My chest loosens by a fraction, then tightens again because agreement makes it real.
Lonari steps closer to the table and gestures at my holo system. “You handle digital bait. I handle physical.”
“Kill-box logistics,” I say, and my voice shakes with adrenaline.
Lonari’s mouth curves faintly. “Exactly.”
Clint looks between us. “What the hell have I walked into?”
I glance at him. “The part where we stop asking nicely.”
He swallows hard. “Okay. So what do you need from me?”
I blink, surprised by the immediate loyalty—then I remember he’s already crossed the line. There’s no going back.
“Help me write the bait packet,” I say. “Make it believable in IHC syntax. Something the Nine would forward up the chain without thinking twice.”
Clint exhales. “I can do that.”
Lonari points at the room’s security monitor. “And you,” he says to Clint, “stay under Kaijen escort. You’re a target now.”

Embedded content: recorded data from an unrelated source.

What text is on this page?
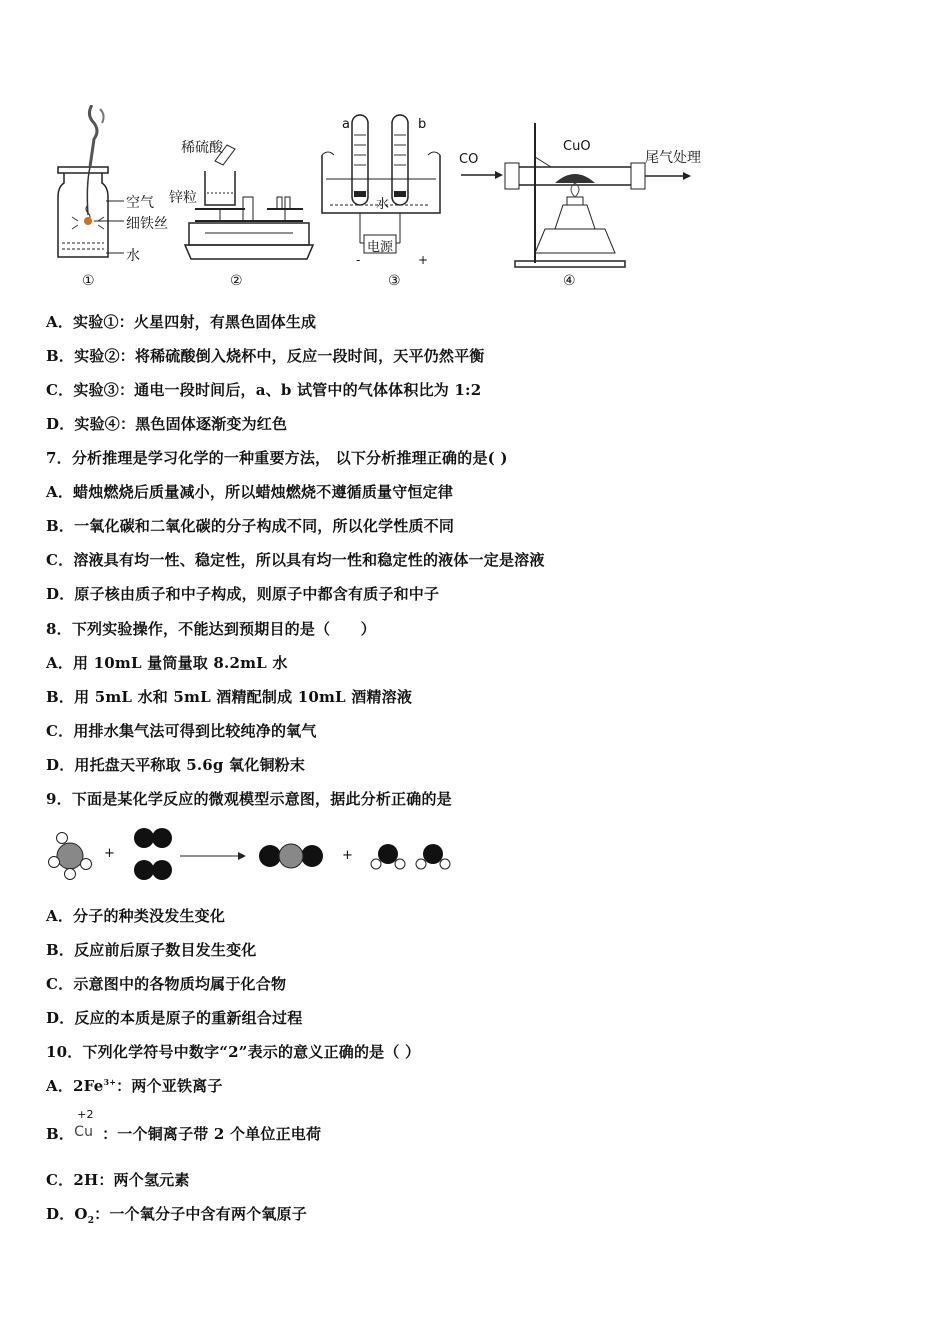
空气
细铁丝
水
①
稀硫酸
锌粒
②
a	b
水
电源
-	+
③
CO
CuO
尾气处理
④
A．实验①：火星四射，有黑色固体生成
B．实验②：将稀硫酸倒入烧杯中，反应一段时间，天平仍然平衡
C．实验③：通电一段时间后，a、b 试管中的气体体积比为 1:2
D．实验④：黑色固体逐渐变为红色
7．分析推理是学习化学的一种重要方法， 以下分析推理正确的是( )
A．蜡烛燃烧后质量减小，所以蜡烛燃烧不遵循质量守恒定律
B．一氧化碳和二氧化碳的分子构成不同，所以化学性质不同
C．溶液具有均一性、稳定性，所以具有均一性和稳定性的液体一定是溶液
D．原子核由质子和中子构成，则原子中都含有质子和中子
8．下列实验操作，不能达到预期目的是（　　）
A．用 10mL 量筒量取 8.2mL 水
B．用 5mL 水和 5mL 酒精配制成 10mL 酒精溶液
C．用排水集气法可得到比较纯净的氧气
D．用托盘天平称取 5.6g 氧化铜粉末
9．下面是某化学反应的微观模型示意图，据此分析正确的是
+	+
A．分子的种类没发生变化
B．反应前后原子数目发生变化
C．示意图中的各物质均属于化合物
D．反应的本质是原子的重新组合过程
10．下列化学符号中数字“2”表示的意义正确的是（ ）
A．$2Fe^{3+}$：两个亚铁离子
B．
+2
Cu ：一个铜离子带 2 个单位正电荷
C．2H：两个氢元素
D．$O_2$：一个氧分子中含有两个氧原子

Clint gives a bleak laugh. “Yeah. I figured.”
I pull up a new holo window and start building the trap—false metadata, controlled leak timing, a breadcrumb trail through public networks that looks accidental but isn’t.
My fingers move fast. My heart moves faster.
Because somewhere on Gur, Nine “trade reps” are asking for me by name.
And somewhere behind them, someone Council-tier is watching the alarm we just triggered—deciding whether to crush us quietly or take the bait.
I look up at Lonari.
“Containment plan?” I ask.
Lonari’s eyes are hard, steady. “I’ll build a box so tight they’ll think the universe shrank.”
I swallow, then nod once.
“Cool,” I whisper. “Let’s make them move.”